Ambivalence of this type is a feature of many family discussions, and is also replicated within clinical teams when discussing the future. Helping families manage ambivalence not only assists in achieving general collaboration with the family, but also allows the patient and family to appreciate the complexities of clinical decision-making.

Risk management

Working collaboratively with the patient and family assists ultimately in the plan for the patient's discharge into the community.

Following a homicide by a patient with mental illness living in the community an inquiry team noted that not enough regard was given to the observations made by those family and friends who knew the patient best (Blom-Cooper, 1995). Family involvement in prodromal monitoring could be extremely helpful in averting a full relapse, and preventing a crisis situation.

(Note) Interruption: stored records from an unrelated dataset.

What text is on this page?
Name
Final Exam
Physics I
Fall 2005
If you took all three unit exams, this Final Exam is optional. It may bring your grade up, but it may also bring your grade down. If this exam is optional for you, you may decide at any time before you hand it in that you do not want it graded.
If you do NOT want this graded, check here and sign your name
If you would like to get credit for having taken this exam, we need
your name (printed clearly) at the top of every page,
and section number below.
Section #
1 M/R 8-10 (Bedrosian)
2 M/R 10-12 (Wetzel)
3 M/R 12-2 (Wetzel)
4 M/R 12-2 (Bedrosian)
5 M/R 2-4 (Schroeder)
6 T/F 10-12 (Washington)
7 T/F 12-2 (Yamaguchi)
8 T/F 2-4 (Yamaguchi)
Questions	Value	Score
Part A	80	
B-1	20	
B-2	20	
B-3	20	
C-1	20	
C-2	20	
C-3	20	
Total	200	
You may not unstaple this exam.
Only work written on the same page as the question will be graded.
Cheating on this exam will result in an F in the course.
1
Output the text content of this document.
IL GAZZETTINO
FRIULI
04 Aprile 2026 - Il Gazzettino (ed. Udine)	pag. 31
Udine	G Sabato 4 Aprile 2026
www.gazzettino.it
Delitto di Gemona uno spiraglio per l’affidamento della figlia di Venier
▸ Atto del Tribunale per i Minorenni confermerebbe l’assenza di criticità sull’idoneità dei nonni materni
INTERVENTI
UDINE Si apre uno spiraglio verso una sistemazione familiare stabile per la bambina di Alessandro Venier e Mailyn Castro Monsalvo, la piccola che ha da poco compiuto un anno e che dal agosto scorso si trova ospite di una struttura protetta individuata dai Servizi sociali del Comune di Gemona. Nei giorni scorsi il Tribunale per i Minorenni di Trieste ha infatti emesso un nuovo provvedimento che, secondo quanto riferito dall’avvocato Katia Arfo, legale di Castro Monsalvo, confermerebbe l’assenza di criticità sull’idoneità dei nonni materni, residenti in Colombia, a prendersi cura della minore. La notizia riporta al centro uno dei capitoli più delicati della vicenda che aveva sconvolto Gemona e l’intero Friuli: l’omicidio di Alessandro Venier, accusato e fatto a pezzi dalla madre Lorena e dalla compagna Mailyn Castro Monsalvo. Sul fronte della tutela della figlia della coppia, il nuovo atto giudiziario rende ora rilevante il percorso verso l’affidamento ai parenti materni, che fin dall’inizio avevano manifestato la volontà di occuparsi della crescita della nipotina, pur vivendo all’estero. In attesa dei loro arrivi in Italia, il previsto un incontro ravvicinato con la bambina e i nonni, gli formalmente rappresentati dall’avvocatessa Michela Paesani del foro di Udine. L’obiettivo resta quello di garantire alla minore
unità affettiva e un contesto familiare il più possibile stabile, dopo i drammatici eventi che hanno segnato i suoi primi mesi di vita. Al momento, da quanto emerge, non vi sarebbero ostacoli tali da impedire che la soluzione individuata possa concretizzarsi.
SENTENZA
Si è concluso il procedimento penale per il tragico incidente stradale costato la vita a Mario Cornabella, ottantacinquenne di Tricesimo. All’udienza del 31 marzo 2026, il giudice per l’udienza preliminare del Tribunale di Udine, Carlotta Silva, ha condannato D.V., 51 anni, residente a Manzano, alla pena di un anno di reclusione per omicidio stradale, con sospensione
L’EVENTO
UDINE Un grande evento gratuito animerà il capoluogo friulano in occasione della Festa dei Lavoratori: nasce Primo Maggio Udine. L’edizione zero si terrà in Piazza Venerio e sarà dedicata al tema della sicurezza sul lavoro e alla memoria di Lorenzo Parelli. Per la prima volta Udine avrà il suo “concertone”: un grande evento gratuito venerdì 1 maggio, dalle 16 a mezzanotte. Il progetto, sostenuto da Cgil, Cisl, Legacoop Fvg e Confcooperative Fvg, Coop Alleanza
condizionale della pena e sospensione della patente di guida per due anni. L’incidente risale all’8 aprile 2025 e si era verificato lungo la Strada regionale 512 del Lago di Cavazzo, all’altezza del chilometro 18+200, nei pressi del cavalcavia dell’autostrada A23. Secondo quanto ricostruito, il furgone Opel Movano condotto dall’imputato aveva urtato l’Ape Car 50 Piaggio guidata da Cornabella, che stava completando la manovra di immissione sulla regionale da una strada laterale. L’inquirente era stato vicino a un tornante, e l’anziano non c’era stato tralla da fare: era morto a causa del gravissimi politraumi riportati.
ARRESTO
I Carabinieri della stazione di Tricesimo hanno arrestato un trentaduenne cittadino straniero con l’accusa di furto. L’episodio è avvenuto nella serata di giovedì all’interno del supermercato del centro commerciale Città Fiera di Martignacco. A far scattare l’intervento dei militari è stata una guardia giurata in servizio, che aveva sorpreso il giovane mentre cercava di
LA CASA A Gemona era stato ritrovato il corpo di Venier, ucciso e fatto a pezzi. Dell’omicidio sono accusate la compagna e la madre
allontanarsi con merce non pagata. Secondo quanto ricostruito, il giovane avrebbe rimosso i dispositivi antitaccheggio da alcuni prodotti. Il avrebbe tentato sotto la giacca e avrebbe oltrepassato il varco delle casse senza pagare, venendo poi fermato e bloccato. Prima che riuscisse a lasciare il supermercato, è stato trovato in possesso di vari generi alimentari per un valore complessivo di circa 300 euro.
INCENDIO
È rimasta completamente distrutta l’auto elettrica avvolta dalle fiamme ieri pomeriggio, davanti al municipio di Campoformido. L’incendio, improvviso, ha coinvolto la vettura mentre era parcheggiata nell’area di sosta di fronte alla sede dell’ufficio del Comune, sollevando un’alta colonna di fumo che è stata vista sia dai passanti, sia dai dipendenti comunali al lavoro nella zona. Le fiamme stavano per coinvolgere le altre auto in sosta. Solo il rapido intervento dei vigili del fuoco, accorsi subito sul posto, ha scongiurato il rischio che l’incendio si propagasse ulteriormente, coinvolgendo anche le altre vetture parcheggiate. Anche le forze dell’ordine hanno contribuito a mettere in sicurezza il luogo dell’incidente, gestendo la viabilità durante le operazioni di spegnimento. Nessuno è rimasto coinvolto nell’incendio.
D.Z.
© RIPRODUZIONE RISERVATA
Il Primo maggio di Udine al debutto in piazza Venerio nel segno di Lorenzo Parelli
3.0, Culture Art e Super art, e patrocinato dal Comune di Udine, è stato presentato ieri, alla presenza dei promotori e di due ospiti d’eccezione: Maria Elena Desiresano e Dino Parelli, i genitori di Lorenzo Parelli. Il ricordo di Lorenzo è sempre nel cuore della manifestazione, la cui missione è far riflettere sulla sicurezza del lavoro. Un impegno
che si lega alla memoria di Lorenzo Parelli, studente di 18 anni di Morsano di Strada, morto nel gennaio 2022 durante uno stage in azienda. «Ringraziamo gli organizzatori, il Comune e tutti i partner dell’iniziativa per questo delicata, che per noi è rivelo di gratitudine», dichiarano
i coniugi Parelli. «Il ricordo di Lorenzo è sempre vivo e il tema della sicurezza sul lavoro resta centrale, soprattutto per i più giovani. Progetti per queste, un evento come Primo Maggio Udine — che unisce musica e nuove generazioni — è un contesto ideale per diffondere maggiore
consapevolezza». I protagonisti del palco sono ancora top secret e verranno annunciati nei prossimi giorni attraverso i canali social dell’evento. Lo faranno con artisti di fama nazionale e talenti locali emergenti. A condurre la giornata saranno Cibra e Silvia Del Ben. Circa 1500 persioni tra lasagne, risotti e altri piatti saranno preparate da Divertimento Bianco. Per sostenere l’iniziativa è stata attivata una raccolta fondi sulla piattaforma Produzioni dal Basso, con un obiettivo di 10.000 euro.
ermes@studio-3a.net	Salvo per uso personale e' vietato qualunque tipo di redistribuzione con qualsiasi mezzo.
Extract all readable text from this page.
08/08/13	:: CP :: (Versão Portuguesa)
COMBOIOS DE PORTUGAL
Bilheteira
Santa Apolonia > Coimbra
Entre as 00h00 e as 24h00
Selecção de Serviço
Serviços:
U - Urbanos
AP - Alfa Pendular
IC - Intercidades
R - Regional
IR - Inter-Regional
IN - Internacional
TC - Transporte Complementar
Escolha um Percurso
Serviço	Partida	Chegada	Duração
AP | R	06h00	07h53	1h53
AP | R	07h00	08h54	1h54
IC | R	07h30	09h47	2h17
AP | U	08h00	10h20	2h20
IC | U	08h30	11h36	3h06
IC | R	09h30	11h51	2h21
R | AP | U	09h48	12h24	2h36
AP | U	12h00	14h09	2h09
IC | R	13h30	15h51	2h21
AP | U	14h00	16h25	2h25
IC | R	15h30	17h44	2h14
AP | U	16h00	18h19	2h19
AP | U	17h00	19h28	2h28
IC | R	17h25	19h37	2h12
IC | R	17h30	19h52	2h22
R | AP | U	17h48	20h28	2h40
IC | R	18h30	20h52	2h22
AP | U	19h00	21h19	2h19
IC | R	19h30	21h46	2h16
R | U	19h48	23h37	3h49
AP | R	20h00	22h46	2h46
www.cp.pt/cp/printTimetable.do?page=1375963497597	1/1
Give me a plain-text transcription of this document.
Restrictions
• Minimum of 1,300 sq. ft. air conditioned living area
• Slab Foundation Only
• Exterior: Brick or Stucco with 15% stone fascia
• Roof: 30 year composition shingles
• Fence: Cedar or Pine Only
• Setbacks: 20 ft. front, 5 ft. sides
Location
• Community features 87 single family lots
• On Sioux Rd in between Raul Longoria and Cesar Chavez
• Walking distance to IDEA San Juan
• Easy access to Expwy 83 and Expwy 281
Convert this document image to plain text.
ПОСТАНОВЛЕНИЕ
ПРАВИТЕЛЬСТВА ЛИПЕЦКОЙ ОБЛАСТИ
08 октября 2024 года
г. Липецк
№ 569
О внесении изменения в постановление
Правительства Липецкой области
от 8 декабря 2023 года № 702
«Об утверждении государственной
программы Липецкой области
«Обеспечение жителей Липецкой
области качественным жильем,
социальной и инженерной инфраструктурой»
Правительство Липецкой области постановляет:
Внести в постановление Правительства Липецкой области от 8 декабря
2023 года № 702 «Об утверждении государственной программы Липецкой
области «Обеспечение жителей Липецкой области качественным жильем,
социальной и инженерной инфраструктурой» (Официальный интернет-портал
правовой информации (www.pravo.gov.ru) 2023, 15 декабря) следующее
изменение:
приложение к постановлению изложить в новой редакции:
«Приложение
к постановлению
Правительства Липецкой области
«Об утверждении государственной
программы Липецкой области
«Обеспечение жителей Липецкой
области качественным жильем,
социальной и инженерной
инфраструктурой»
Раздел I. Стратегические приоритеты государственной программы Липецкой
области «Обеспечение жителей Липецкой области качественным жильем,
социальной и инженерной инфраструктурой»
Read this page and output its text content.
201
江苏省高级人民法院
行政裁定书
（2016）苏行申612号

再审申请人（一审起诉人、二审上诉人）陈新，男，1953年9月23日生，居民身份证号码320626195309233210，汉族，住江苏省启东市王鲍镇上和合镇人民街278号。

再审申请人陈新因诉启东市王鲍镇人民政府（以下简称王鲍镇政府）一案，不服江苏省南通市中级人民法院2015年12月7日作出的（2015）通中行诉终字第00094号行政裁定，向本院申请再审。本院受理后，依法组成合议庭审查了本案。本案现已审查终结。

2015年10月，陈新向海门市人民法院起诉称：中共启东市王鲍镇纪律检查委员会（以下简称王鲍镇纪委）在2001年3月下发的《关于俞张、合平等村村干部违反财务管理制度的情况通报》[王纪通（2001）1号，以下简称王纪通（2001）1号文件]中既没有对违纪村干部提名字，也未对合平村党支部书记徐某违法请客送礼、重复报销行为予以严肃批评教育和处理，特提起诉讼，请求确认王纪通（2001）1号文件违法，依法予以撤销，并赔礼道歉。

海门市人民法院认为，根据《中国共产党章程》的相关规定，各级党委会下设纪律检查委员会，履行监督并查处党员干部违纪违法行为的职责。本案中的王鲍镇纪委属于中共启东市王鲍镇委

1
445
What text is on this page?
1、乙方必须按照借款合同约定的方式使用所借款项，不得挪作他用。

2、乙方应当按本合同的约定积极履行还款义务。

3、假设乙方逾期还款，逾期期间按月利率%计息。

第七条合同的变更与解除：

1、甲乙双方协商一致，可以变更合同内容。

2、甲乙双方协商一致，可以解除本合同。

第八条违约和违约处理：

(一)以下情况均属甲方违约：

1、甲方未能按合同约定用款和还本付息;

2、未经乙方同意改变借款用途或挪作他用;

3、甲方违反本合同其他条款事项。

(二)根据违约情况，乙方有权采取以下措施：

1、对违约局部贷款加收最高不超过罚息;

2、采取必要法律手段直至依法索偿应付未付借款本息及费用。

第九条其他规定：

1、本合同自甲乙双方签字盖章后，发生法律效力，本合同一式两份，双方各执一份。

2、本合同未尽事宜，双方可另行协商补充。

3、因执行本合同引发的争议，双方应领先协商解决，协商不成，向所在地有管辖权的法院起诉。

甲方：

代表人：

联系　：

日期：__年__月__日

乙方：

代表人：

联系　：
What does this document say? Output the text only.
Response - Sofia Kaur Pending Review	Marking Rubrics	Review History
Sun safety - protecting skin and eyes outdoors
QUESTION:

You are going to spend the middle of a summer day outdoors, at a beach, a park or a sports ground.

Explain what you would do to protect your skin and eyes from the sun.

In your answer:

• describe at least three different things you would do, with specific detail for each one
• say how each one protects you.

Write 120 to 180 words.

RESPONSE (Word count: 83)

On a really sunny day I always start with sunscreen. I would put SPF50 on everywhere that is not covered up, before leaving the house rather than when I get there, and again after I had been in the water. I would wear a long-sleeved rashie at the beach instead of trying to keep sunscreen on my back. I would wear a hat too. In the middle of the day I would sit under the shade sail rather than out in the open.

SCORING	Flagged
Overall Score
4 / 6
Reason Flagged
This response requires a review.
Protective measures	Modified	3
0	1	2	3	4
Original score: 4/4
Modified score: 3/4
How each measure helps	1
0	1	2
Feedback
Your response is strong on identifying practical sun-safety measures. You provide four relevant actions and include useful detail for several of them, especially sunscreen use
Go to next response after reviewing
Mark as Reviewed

Ensuring that family members are familiar with the action they should take in the event of a crisis enables them to feel supported, helps to contain a patient when life is becoming stressful or difficult for them and, just as importantly, alerts the community care team to respond as agreed in the pre-crisis plan.

Interventions

Geelan and Nickford (1999) conducted a telephone survey investigating the extent of family work offered by medium-secure units in England and Wales. They discovered that very little family therapy is available for this group of patients, despite their need for it. Where there is evidence of this approach being applied, it is found to benefit the patient, their family, and clinicians working with them.

More evidence is found of the use of behavioural interventions, but indications for this form of treatment are narrow, mainly focused on people diagnosed with schizophrenia. This excludes large groups of forensic patients. Other diagnoses such as depression, post-traumatic stress disorder, and borderline personality disorder are often excluded.

Conclusion

Despite there being little research-based evidence to qualify the usefulness of family-focused interventions with these other groups of patients, feedback from relatives indicate that they are felt to be valuable.

Family work with mentally disordered offenders is a clinically effective intervention that currently appears to be under-used in forensic services. Systemic, behavioural and psychodynamic approaches to family work can be used interchangeably to achieve different outcomes for the patient and family.

Further exploration of innovative practices is essential to develop this aspect of the service to its full potential.